Mushrooms are a well known source of vitamin D but only if they are grown in daylight. Most supermarket mushrooms are grown in darkness to save product costs, increase profit and compete on price.
Our skin produces vitamin D in small amounts when exposed to sunlight but we spend a large percentage of our lives indoors and even when we do venture out we liberally cover our skin with copious amounts of high factor sunscreen.
This is a recipe for ill-health and most likely the reason why osteoporosis has risen from a largely unknown condition to a prevalent one and why 'fragility fractures' are increasingly affecting our aging population. There are more than 300,000 fragility fractures every year in the UK, including approximately 70,000 hip fractures. UK hip fracture rates are currently among the highest in the EU.

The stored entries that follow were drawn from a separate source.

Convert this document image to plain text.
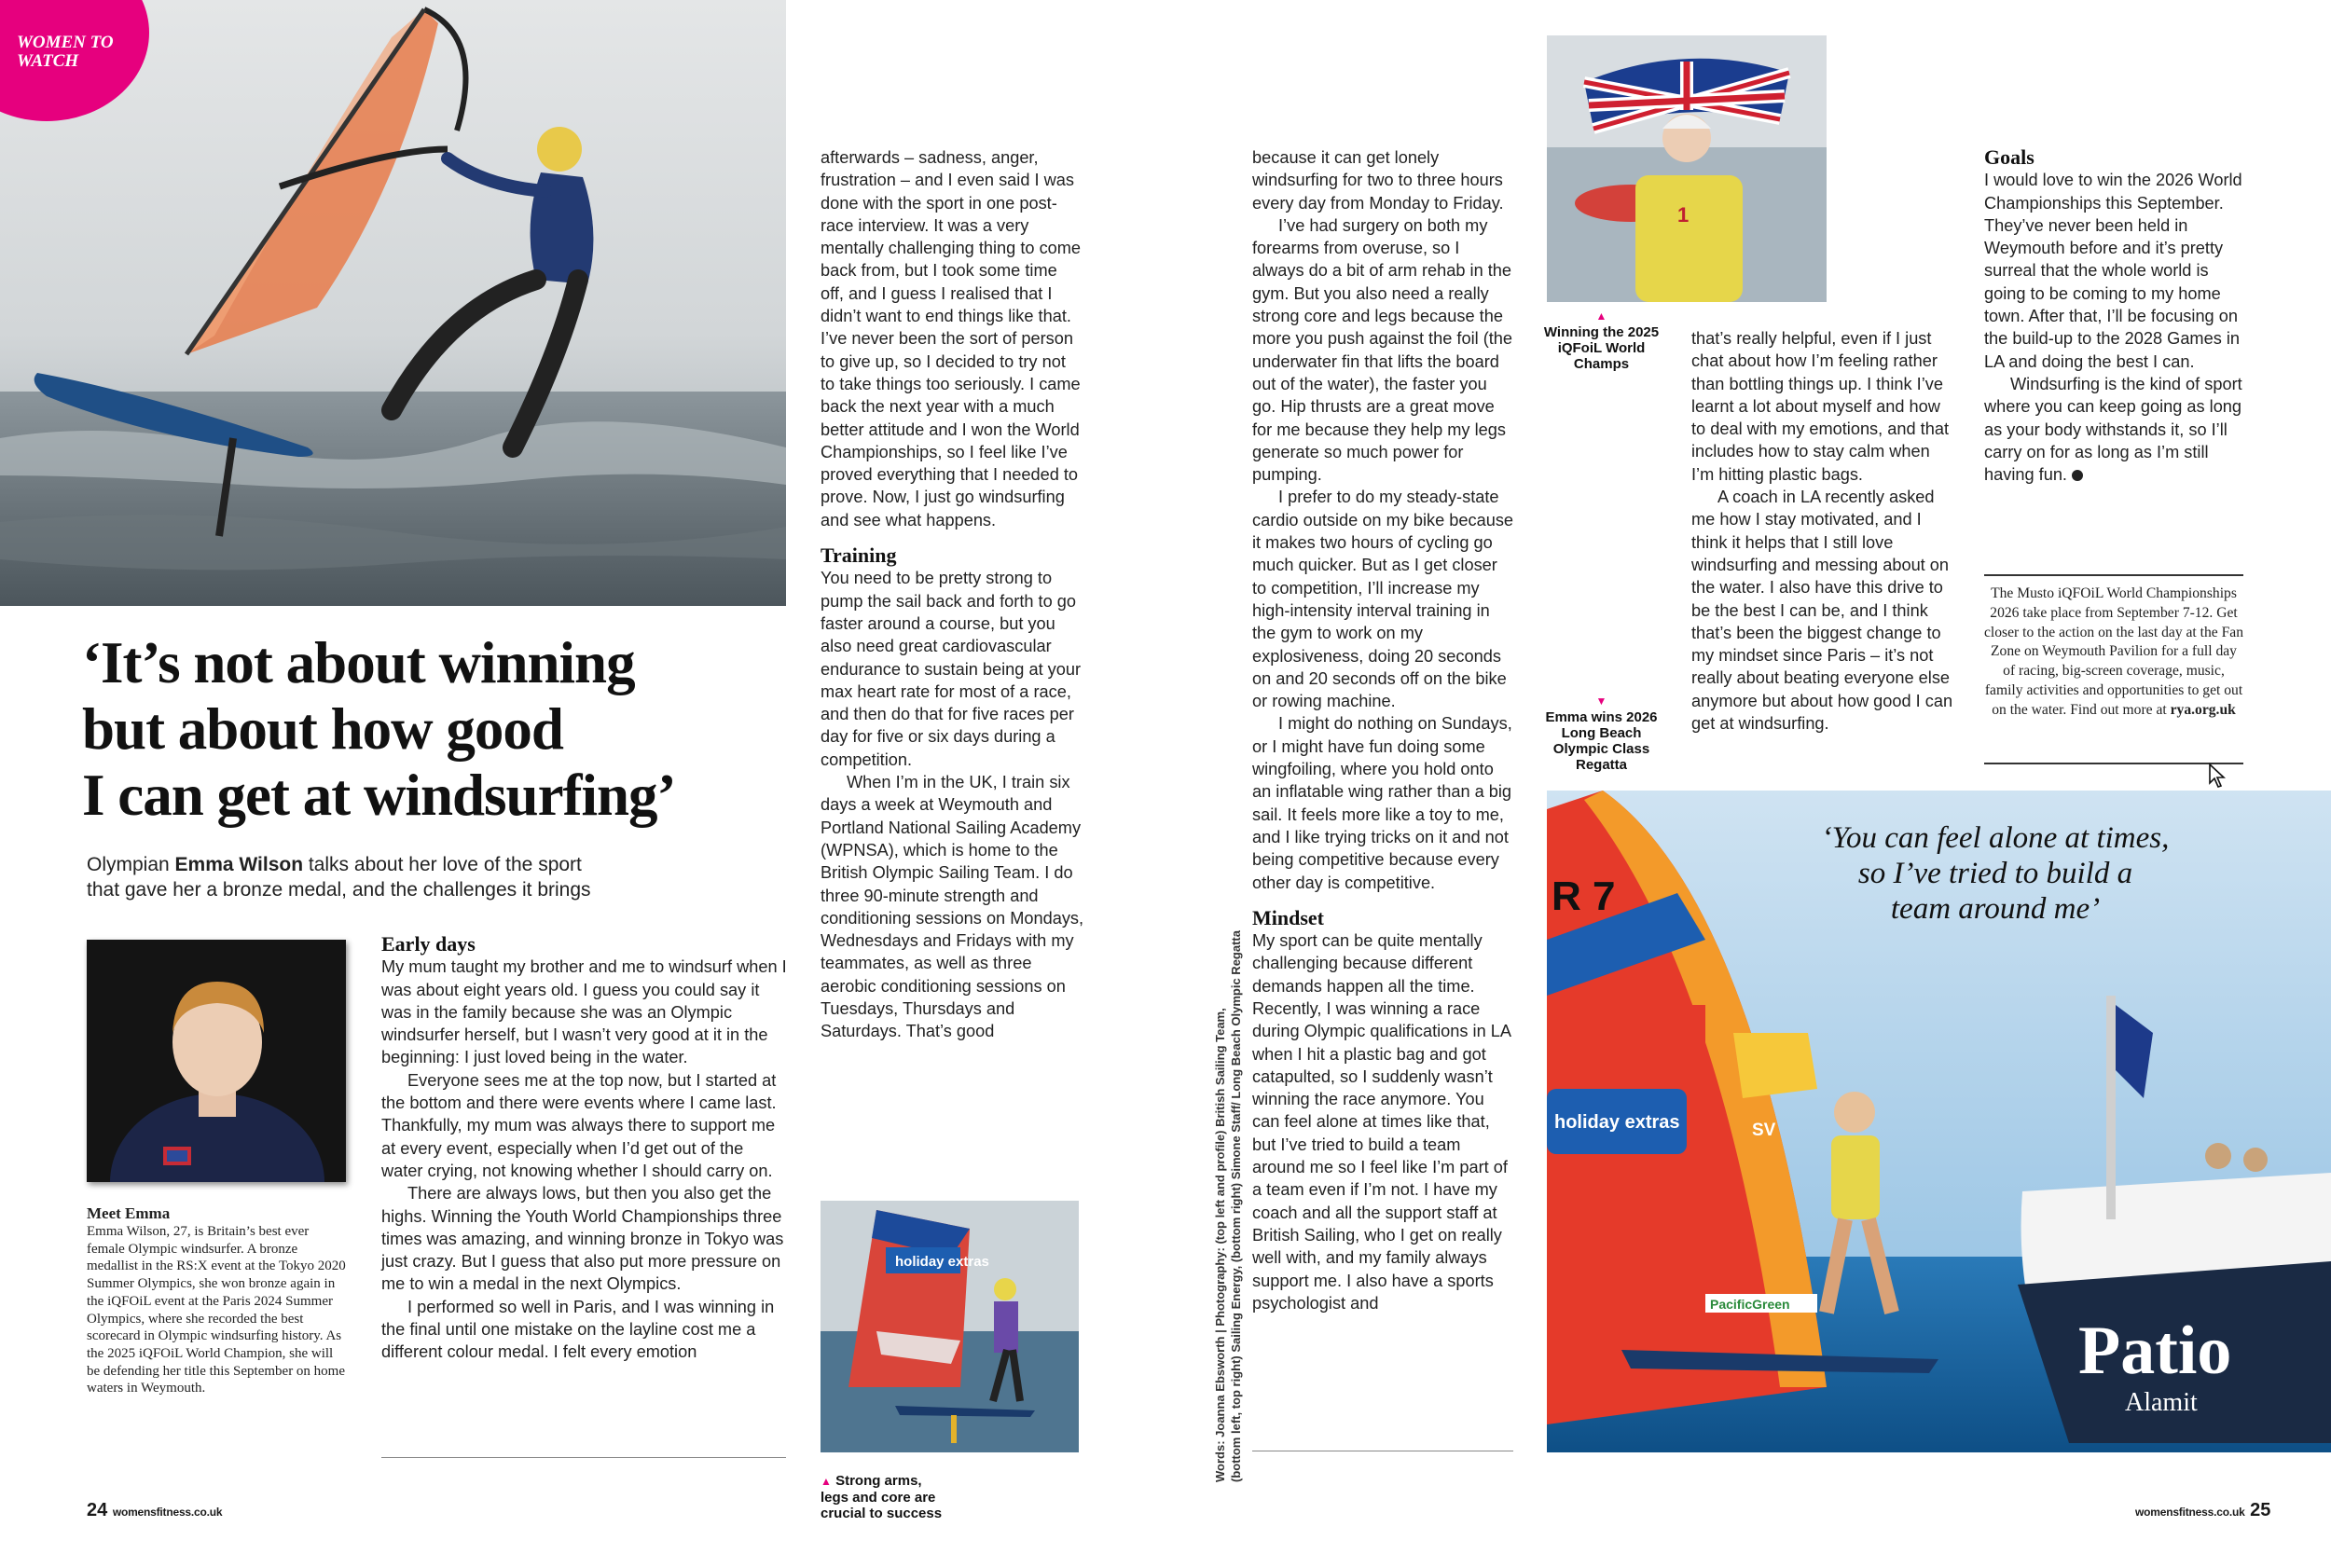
WOMEN TO
WATCH
‘It’s not about winning
but about how good
I can get at windsurfing’
Olympian Emma Wilson talks about her love of the sport
that gave her a bronze medal, and the challenges it brings
Meet Emma
Emma Wilson, 27, is Britain’s best ever female Olympic windsurfer. A bronze medallist in the RS:X event at the Tokyo 2020 Summer Olympics, she won bronze again in the iQFOiL event at the Paris 2024 Summer Olympics, where she recorded the best scorecard in Olympic windsurfing history. As the 2025 iQFOiL World Champion, she will be defending her title this September on home waters in Weymouth.
Early days

My mum taught my brother and me to windsurf when I was about eight years old. I guess you could say it was in the family because she was an Olympic windsurfer herself, but I wasn’t very good at it in the beginning: I just loved being in the water.

Everyone sees me at the top now, but I started at the bottom and there were events where I came last. Thankfully, my mum was always there to support me at every event, especially when I’d get out of the water crying, not knowing whether I should carry on.

There are always lows, but then you also get the highs. Winning the Youth World Championships three times was amazing, and winning bronze in Tokyo was just crazy. But I guess that also put more pressure on me to win a medal in the next Olympics.

I performed so well in Paris, and I was winning in the final until one mistake on the layline cost me a different colour medal. I felt every emotion

afterwards – sadness, anger, frustration – and I even said I was done with the sport in one post-race interview. It was a very mentally challenging thing to come back from, but I took some time off, and I guess I realised that I didn’t want to end things like that. I’ve never been the sort of person to give up, so I decided to try not to take things too seriously. I came back the next year with a much better attitude and I won the World Championships, so I feel like I’ve proved everything that I needed to prove. Now, I just go windsurfing and see what happens.

Training

You need to be pretty strong to pump the sail back and forth to go faster around a course, but you also need great cardiovascular endurance to sustain being at your max heart rate for most of a race, and then do that for five races per day for five or six days during a competition.

When I’m in the UK, I train six days a week at Weymouth and Portland National Sailing Academy (WPNSA), which is home to the British Olympic Sailing Team. I do three 90-minute strength and conditioning sessions on Mondays, Wednesdays and Fridays with my teammates, as well as three aerobic conditioning sessions on Tuesdays, Thursdays and Saturdays. That’s good

holiday extras
▲ Strong arms, legs and core are crucial to success
24 womensfitness.co.uk
Words: Joanna Ebsworth | Photography: (top left and profile) British Sailing Team, (bottom left, top right) Sailing Energy, (bottom right) Simone Staff/ Long Beach Olympic Regatta

because it can get lonely windsurfing for two to three hours every day from Monday to Friday.

I’ve had surgery on both my forearms from overuse, so I always do a bit of arm rehab in the gym. But you also need a really strong core and legs because the more you push against the foil (the underwater fin that lifts the board out of the water), the faster you go. Hip thrusts are a great move for me because they help my legs generate so much power for pumping.

I prefer to do my steady-state cardio outside on my bike because it makes two hours of cycling go much quicker. But as I get closer to competition, I’ll increase my high-intensity interval training in the gym to work on my explosiveness, doing 20 seconds on and 20 seconds off on the bike or rowing machine.

I might do nothing on Sundays, or I might have fun doing some wingfoiling, where you hold onto an inflatable wing rather than a big sail. It feels more like a toy to me, and I like trying tricks on it and not being competitive because every other day is competitive.

Mindset

My sport can be quite mentally challenging because different demands happen all the time. Recently, I was winning a race during Olympic qualifications in LA when I hit a plastic bag and got catapulted, so I suddenly wasn’t winning the race anymore. You can feel alone at times like that, but I’ve tried to build a team around me so I feel like I’m part of a team even if I’m not. I have my coach and all the support staff at British Sailing, who I get on really well with, and my family always support me. I also have a sports psychologist and

1
▲
Winning the 2025 iQFoiL World Champs
▼
Emma wins 2026 Long Beach Olympic Class Regatta

that’s really helpful, even if I just chat about how I’m feeling rather than bottling things up. I think I’ve learnt a lot about myself and how to deal with my emotions, and that includes how to stay calm when I’m hitting plastic bags.

A coach in LA recently asked me how I stay motivated, and I think it helps that I still love windsurfing and messing about on the water. I also have this drive to be the best I can be, and I think that’s been the biggest change to my mindset since Paris – it’s not really about beating everyone else anymore but about how good I can get at windsurfing.

Goals

I would love to win the 2026 World Championships this September. They’ve never been held in Weymouth before and it’s pretty surreal that the whole world is going to be coming to my home town. After that, I’ll be focusing on the build-up to the 2028 Games in LA and doing the best I can.

Windsurfing is the kind of sport where you can keep going as long as your body withstands it, so I’ll carry on for as long as I’m still having fun.

The Musto iQFOiL World Championships 2026 take place from September 7-12. Get closer to the action on the last day at the Fan Zone on Weymouth Pavilion for a full day of racing, big-screen coverage, music, family activities and opportunities to get out on the water. Find out more at rya.org.uk
R 7
SV
holiday extras
PacificGreen
Patio
Alamit
‘You can feel alone at times,
so I’ve tried to build a
team around me’
womensfitness.co.uk 25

Women aged over 45 spend more days in hospital due to osteoporosis than diabetes, heart attack or breast cancer: the annual cost of hip fractures alone is £2 billion per year in the UK.

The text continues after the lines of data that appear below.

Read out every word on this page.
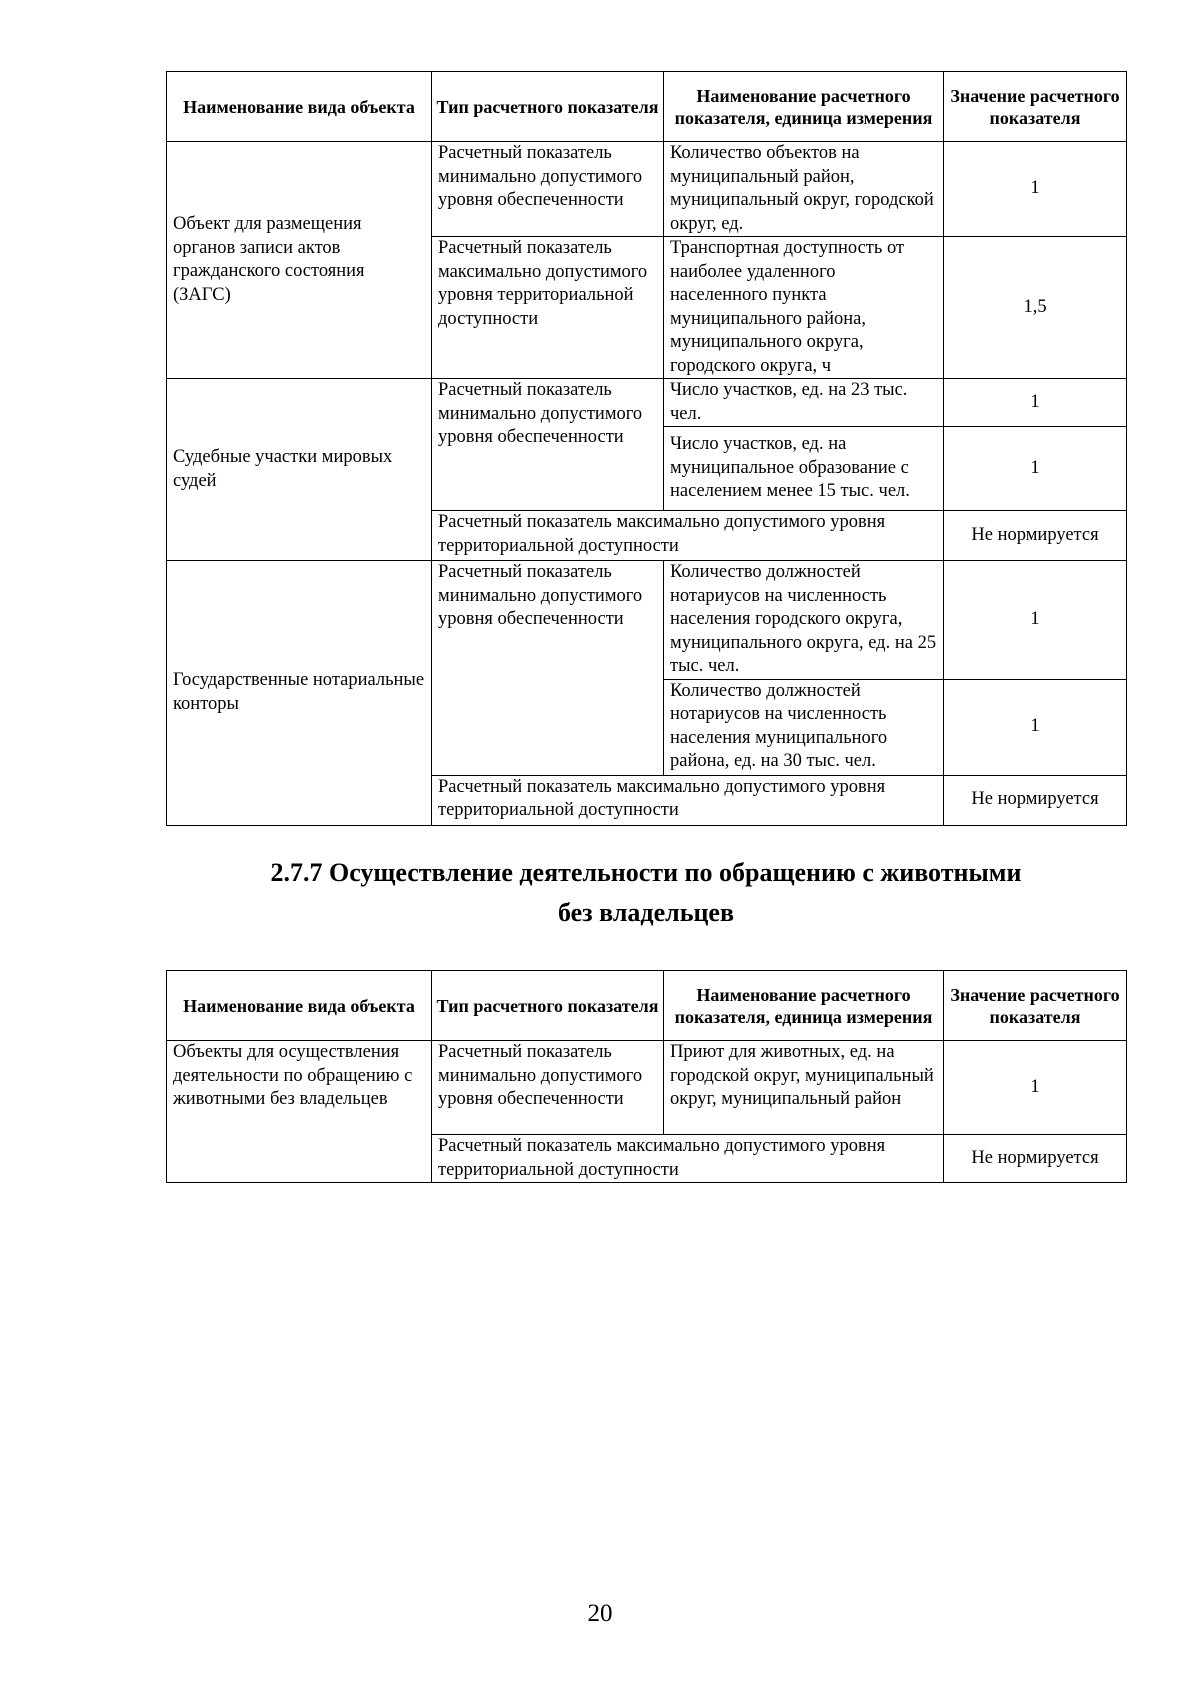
Наименование вида объекта	Тип расчетного показателя	Наименование расчетного показателя, единица измерения	Значение расчетного показателя
Объект для размещения органов записи актов гражданского состояния (ЗАГС)	Расчетный показатель минимально допустимого уровня обеспеченности	Количество объектов на муниципальный район, муниципальный округ, городской округ, ед.	1
	Расчетный показатель максимально допустимого уровня территориальной доступности	Транспортная доступность от наиболее удаленного населенного пункта муниципального района, муниципального округа, городского округа, ч	1,5
Судебные участки мировых судей	Расчетный показатель минимально допустимого уровня обеспеченности	Число участков, ед. на 23 тыс. чел.	1
		Число участков, ед. на муниципальное образование с населением менее 15 тыс. чел.	1
	Расчетный показатель максимально допустимого уровня территориальной доступности		Не нормируется
Государственные нотариальные конторы	Расчетный показатель минимально допустимого уровня обеспеченности	Количество должностей нотариусов на численность населения городского округа, муниципального округа, ед. на 25 тыс. чел.	1
		Количество должностей нотариусов на численность населения муниципального района, ед. на 30 тыс. чел.	1
	Расчетный показатель максимально допустимого уровня территориальной доступности		Не нормируется
2.7.7 Осуществление деятельности по обращению с животными
без владельцев
Наименование вида объекта	Тип расчетного показателя	Наименование расчетного показателя, единица измерения	Значение расчетного показателя
Объекты для осуществления деятельности по обращению с животными без владельцев	Расчетный показатель минимально допустимого уровня обеспеченности	Приют для животных, ед. на городской округ, муниципальный округ, муниципальный район	1
	Расчетный показатель максимально допустимого уровня территориальной доступности		Не нормируется
20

Hip fractures are the most common cause of accident-related deaths in older people – 18% die within four months of a hip fracture; 30% within a year. A postmenopausal woman has a 50% chance of sustaining an osteoporosis-related fracture in her lifetime. Once a fragility fracture has occurred, the risk of future fractures at least doubles.

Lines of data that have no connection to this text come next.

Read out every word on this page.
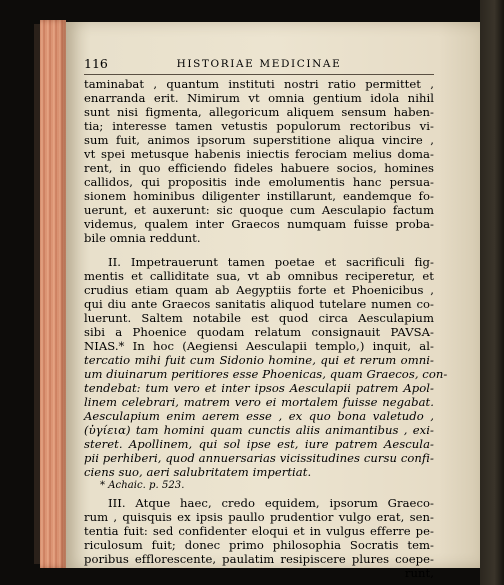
116	HISTORIAE MEDICINAE
taminabat , quantum instituti nostri ratio permittet ,
enarranda erit. Nimirum vt omnia gentium idola nihil
sunt nisi figmenta, allegoricum aliquem sensum haben-
tia; interesse tamen vetustis populorum rectoribus vi-
sum fuit, animos ipsorum superstitione aliqua vincire ,
vt spei metusque habenis iniectis ferociam melius doma-
rent, in quo efficiendo fideles habuere socios, homines
callidos, qui propositis inde emolumentis hanc persua-
sionem hominibus diligenter instillarunt, eandemque fo-
uerunt, et auxerunt: sic quoque cum Aesculapio factum
videmus, qualem inter Graecos numquam fuisse proba-
bile omnia reddunt.
II. Impetrauerunt tamen poetae et sacrificuli fig-
mentis et calliditate sua, vt ab omnibus reciperetur, et
crudius etiam quam ab Aegyptiis forte et Phoenicibus ,
qui diu ante Graecos sanitatis aliquod tutelare numen co-
luerunt. Saltem notabile est quod circa Aesculapium
sibi a Phoenice quodam relatum consignauit PAVSA-
NIAS.* In hoc (Aegiensi Aesculapii templo,) inquit, al-
tercatio mihi fuit cum Sidonio homine, qui et rerum omni-
um diuinarum peritiores esse Phoenicas, quam Graecos, con-
tendebat: tum vero et inter ipsos Aesculapii patrem Apol-
linem celebrari, matrem vero ei mortalem fuisse negabat.
Aesculapium enim aerem esse , ex quo bona valetudo ,
(ὑγίεια) tam homini quam cunctis aliis animantibus , exi-
steret. Apollinem, qui sol ipse est, iure patrem Aescula-
pii perhiberi, quod annuersarias vicissitudines cursu confi-
ciens suo, aeri salubritatem impertiat.
* Achaic. p. 523.
III. Atque haec, credo equidem, ipsorum Graeco-
rum , quisquis ex ipsis paullo prudentior vulgo erat, sen-
tentia fuit: sed confidenter eloqui et in vulgus efferre pe-
riculosum fuit; donec primo philosophia Socratis tem-
poribus efflorescente, paulatim resipiscere plures coepe-
runt,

Osteoporosis occurs due to insufficient levels of calcium in the bones; bones shrink and become more brittle. But a lack of calcium is generally not the reason for this, it's down to a lack of vitamin D that your body requires to take up and absorb that calcium.
In a more natural lifestyle, when people worked the land more and grew more of their own food, not only were they exposed to higher levels of sunlight, the food they ate also did.
Pigs were traditionally kept outdoors and the long days they spent in the sun meant that by the time a pig was slaughtered, usually towards the end of the year, it had built up a large reserve of vitamin D in both it's meat and especially in its fat. Lard was the staple cooking fat in days gone by and recent studies have blown away many of the myths that lard is bad for you. The problem is that there are two types of lard (and pork products in general); the product that comes from outdoor reared pigs and the commercial stuff that passes as lard, sourced from factory raised pigs.
Naturally harvested mushrooms, i.e. those grown outdoors in the sun also produce decent amounts of vitamin D during the weeks they take to grow.
So in traditional times, before the industrial farming practices used today, we would boost our bodies with vitamin D at the end of the growing season and maintain those levels with the pork and lard we stored over the winter. Is it any wonder that 'back in the day' osteoporosis was pretty much unheard of?
In Cornwall, we are lucky in that there is a good supply of outdoor raised pork and lard but many would argue that it is too expensive. It is if you are comparing it to factory produced pork products, but at what cost? Surely it is far wiser to eat a little less and live a healthier life, than to consume more of the vitimin deficient cheap source and risk the pain and suffering of osteoporosis in your later years.
With mushrooms, the solution is a lot easier, leave your pack of mushrooms on a sunny window ledge for a day before eating them. Even though they are harvested they will still produce vitamin D. If you cook them in outdoor reared lard, even better.